THE PASSION BY THE BROOK

By

Publisher: Doubleday

Last year's The Sin of the Prophet was a resounding novel built around the abolitionist fireworks in Massachusetts and the figure of Dr. Theodore Parker. This novel is considerably less effective, in a story of George Ripley, who gives up his Boston parish to launch the perilous adventure in communal living at Brook Farm. Not only is Ripley a much less appealing figure than Parker, but Truman Nelson -- though thoroughly saturated in the philosophical areas which were represented at Brook Farm- writes with an ill-disguised cynicism and tongue in cheek attitude towards the falsities of the motives which contributed to its conception and decay.
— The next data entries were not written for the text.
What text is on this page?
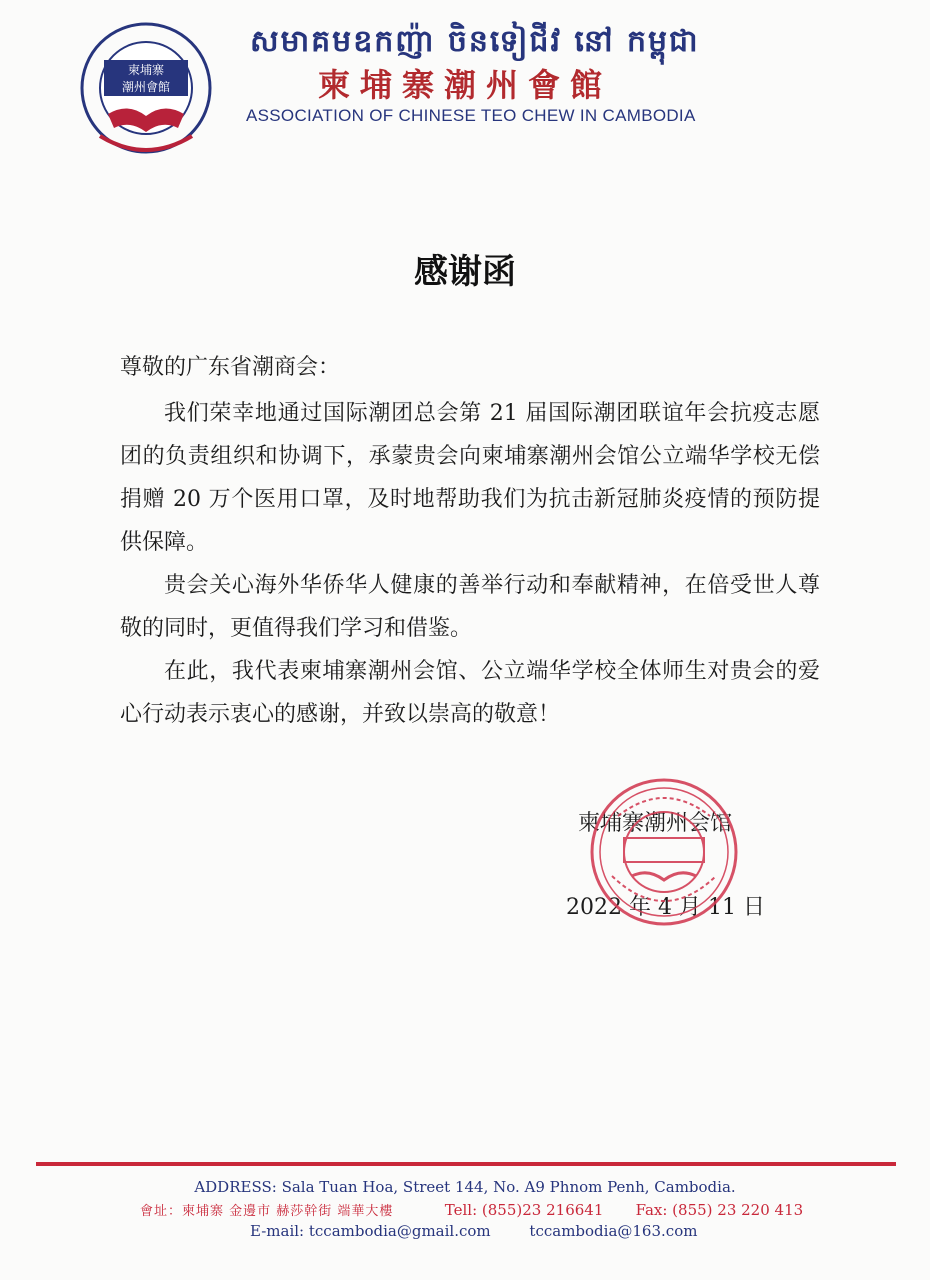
柬埔寨
潮州會館
សមាគមឧកញ៉ា ចិនទៀជីវ នៅ កម្ពុជា
柬埔寨潮州會館
ASSOCIATION OF CHINESE TEO CHEW IN CAMBODIA
感谢函
尊敬的广东省潮商会：

我们荣幸地通过国际潮团总会第 21 届国际潮团联谊年会抗疫志愿团的负责组织和协调下，承蒙贵会向柬埔寨潮州会馆公立端华学校无偿捐赠 20 万个医用口罩，及时地帮助我们为抗击新冠肺炎疫情的预防提供保障。

贵会关心海外华侨华人健康的善举行动和奉献精神，在倍受世人尊敬的同时，更值得我们学习和借鉴。

在此，我代表柬埔寨潮州会馆、公立端华学校全体师生对贵会的爱心行动表示衷心的感谢，并致以崇高的敬意！

柬埔寨潮州会馆
2022 年 4 月 11 日
ADDRESS: Sala Tuan Hoa, Street 144, No. A9 Phnom Penh, Cambodia.
會址：柬埔寨 金邊市 赫莎幹街 端華大樓	Tell: (855)23 216641 Fax: (855) 23 220 413
E-mail: tccambodia@gmail.com	tccambodia@163.com
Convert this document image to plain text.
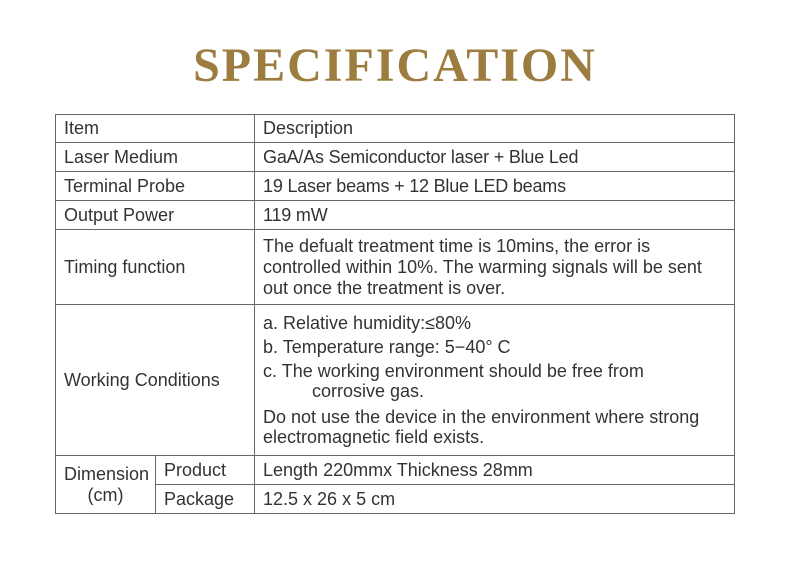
SPECIFICATION
Item		Description
Laser Medium		GaA/As Semiconductor laser + Blue Led
Terminal Probe		19 Laser beams + 12 Blue LED beams
Output Power		119 mW
Timing function		The defualt treatment time is 10mins, the error is controlled within 10%. The warming signals will be sent out once the treatment is over.
Working Conditions		a. Relative humidity:≤80%

b. Temperature range: 5−40° C

c. The working environment should be free from
corrosive gas.

Do not use the device in the environment where strong electromagnetic field exists.

Dimension
(cm)	Product	Length 220mmx Thickness 28mm
	Package	12.5 x 26 x 5 cm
Parker and Emerson and Thoreau and others of the Concord group come and go through the pages, but the issues involve largely George Ripley, Charles Dana, John Dwight and a number of characters presumably fictional, but all drawn by some phase of transcendentalism, hope for a social Utopia, escape from the pressures of the economic stresses of the times. While the tensions of fanaticism, and frustrations contribute to the extravagances of expression, and the tantalizing appeal of the lovely Lilly Grey contradict the very standards Ripley teaches, the plot and characterizations bog down in too close a fidelity to the actual writings and preachings of the key people themselves. Enormous research must have gone into this, but the end result is a laborious intellectual exercise, with possibly its own market of intellectual snob appeal.